‘For certain then, sir, you’ve come too late,’ croaked the old woman.
Sebastian rose angrily.
‘Have a care what you say,’ he exclaimed. ‘And now, if you’ll do me a service, you shall go and buy all that Anne Champion needs—a bed to lie on——’
‘And die on,’ interpolated Mrs. Nare viciously, but Sebastian gave no heed to her remark, only went on with his enumeration:—
‘And blankets to cover her, and food to eat and wine to drink—all these things she must have before the day is done; so hasten you—if so be you wish for this.’ He drew from his pocket a coin and laid it in the old woman’s hand.
‘A bed and blankets. Food and wine and fire,’ repeated Mistress Nare. ‘Good lack, sir, dyin’ Anne she’ve not got so much as will buy a shroud to wrap her in!’

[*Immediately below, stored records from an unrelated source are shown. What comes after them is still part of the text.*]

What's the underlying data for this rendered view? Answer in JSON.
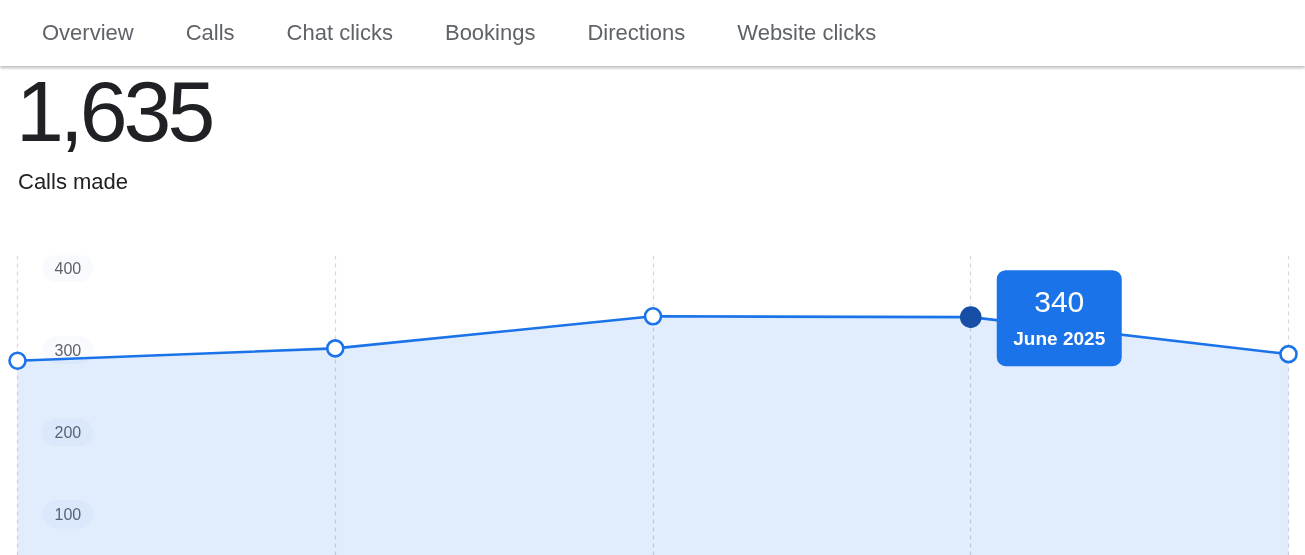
{
  "chart_data": {
    "type": "area",
    "title": "1,635",
    "subtitle": "Calls made",
    "annotations": [
      "Overview",
      "Calls",
      "Chat clicks",
      "Bookings",
      "Directions",
      "Website clicks"
    ],
    "categories": [
      null,
      null,
      null,
      null,
      null
    ],
    "series": [
      {
        "color": "#1a73e8",
        "values": [
          287,
          302,
          341,
          340,
          295
        ],
        "value_labels": [
          null,
          null,
          null,
          "340\nJune 2025",
          null
        ]
      }
    ],
    "ylim": [
      50,
      415
    ],
    "yticks": [
      100,
      200,
      300,
      400
    ],
    "grid": "x",
    "tick_labels": "y",
    "marker": "circle"
  }
}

‘Here,’ said Sebastian hastily, shaking out from his purse a handful of coins. ‘How much will you require?’ Mrs. Nare was convinced.
‘Happen three guineas, sir, to begin with,’ she said, and her crooked old fingers closed greedily over the yellow coins.
‘Well, hasten—hasten,’ said Sebastian, and Mrs. Nare shuffled off down the stair chuckling and curious.
‘Dyin’ Annie’s gotten a lover up to the last, Matthew,’ she said as she passed her son on the stair. So much for maternal jealousy.